Makdisi is the Professor of History and the first holder of the Arab-American Educational Foundation Chair of Arab Studies at Rice University, Houston. In April 2009, the Carnegie Corporation named him a 2009 Carnegie Scholar as part of its effort to promote original scholarship regarding Muslim societies both in the United States and abroad. He has published widely on Ottoman and Arab history as well as on US-Arab relations and US missionary work in the Middle East.

Art Jameel — Abdul Latif Jameel Community Initiative’s (ALJCI) arts and culture initiative — aims to foster and promote a thriving arts scene within the Middle East, North Africa and Turkey (MENAT) region and to support the development of creative enterprises. In partnership with art organisations worldwide, it develops cultural exchange programmes to encourage networking and knowledge sharing.

It is the founding partner of EoA, The Crossway Foundation, Arabian Wings, Jeddah Art Week and The Archive. In partnership with the Victoria & Albert Museum in London, it provides the biannual Jameel Prize for contemporary art inspired by Islamic traditions.

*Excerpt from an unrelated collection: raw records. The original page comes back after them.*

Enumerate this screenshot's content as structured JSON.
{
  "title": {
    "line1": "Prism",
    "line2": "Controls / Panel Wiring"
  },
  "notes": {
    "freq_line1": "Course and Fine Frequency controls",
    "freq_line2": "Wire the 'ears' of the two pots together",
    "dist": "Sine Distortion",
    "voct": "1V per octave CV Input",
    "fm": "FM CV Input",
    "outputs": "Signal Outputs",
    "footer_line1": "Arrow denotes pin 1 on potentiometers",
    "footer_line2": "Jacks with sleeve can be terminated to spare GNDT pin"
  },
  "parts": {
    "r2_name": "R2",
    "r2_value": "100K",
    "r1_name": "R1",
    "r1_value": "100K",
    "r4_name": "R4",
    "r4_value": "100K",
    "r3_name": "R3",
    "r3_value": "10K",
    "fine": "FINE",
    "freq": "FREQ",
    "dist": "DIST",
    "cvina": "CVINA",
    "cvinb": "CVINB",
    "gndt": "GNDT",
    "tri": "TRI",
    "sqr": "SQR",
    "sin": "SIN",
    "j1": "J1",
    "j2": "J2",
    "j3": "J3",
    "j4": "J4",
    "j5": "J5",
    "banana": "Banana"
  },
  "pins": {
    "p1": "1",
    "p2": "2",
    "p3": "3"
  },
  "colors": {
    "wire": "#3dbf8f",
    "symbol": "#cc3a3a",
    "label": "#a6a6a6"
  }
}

Additional projects include Jeddah Sculptures Museum, a public park established in collaboration with Jeddah Municipality; the Art Jameel Photography Award and the Art Jameel Art Olympics, in collaboration with the Ministry of Education in Saudi Arabia.

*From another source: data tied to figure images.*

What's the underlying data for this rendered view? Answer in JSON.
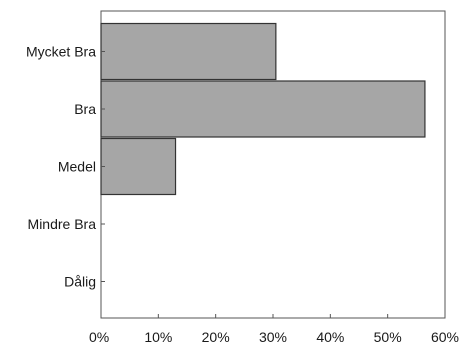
{
  "chart_data": {
    "type": "bar",
    "orientation": "horizontal",
    "categories": [
      "Mycket Bra",
      "Bra",
      "Medel",
      "Mindre Bra",
      "Dålig"
    ],
    "values": [
      30.5,
      56.5,
      13,
      0,
      0
    ],
    "xlim": [
      0,
      60
    ],
    "x_ticks": [
      0,
      10,
      20,
      30,
      40,
      50,
      60
    ],
    "x_tick_labels": [
      "0%",
      "10%",
      "20%",
      "30%",
      "40%",
      "50%",
      "60%"
    ],
    "grid": false,
    "bar_color": "#a6a6a6",
    "edge_color": "#333333"
  }
}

FotoFest was founded in 1983 as an international, non-profit organisation based in Houston, Texas. Over the past 20 years, it has curated or sponsored groundbreaking

exhibitions on photo-related art from Latin America, China, Russia, Central and Eastern Europe, Korea, Japan, England, Germany, France, the Middle

East and North Africa.

The Arab American Cultural and Community Center (ACC) is a non-profit

organisation in Houston, Texas, governed by a volunteer Board of Directors. Since its inception in 1995, it has been committed to fulfilling its mission of serving the Arab American community in Houston through cultural programmes, outreach and social services; promoting Arab culture and heritage and fostering a greater understanding of Arab culture amongst the Houston community at large by serving as a liaison and resource centre.

It aims to contribute to the integration of Arabs as Americans, to provide a forum for cultural, educational and recreational interaction and offer opportunities for association and social contact.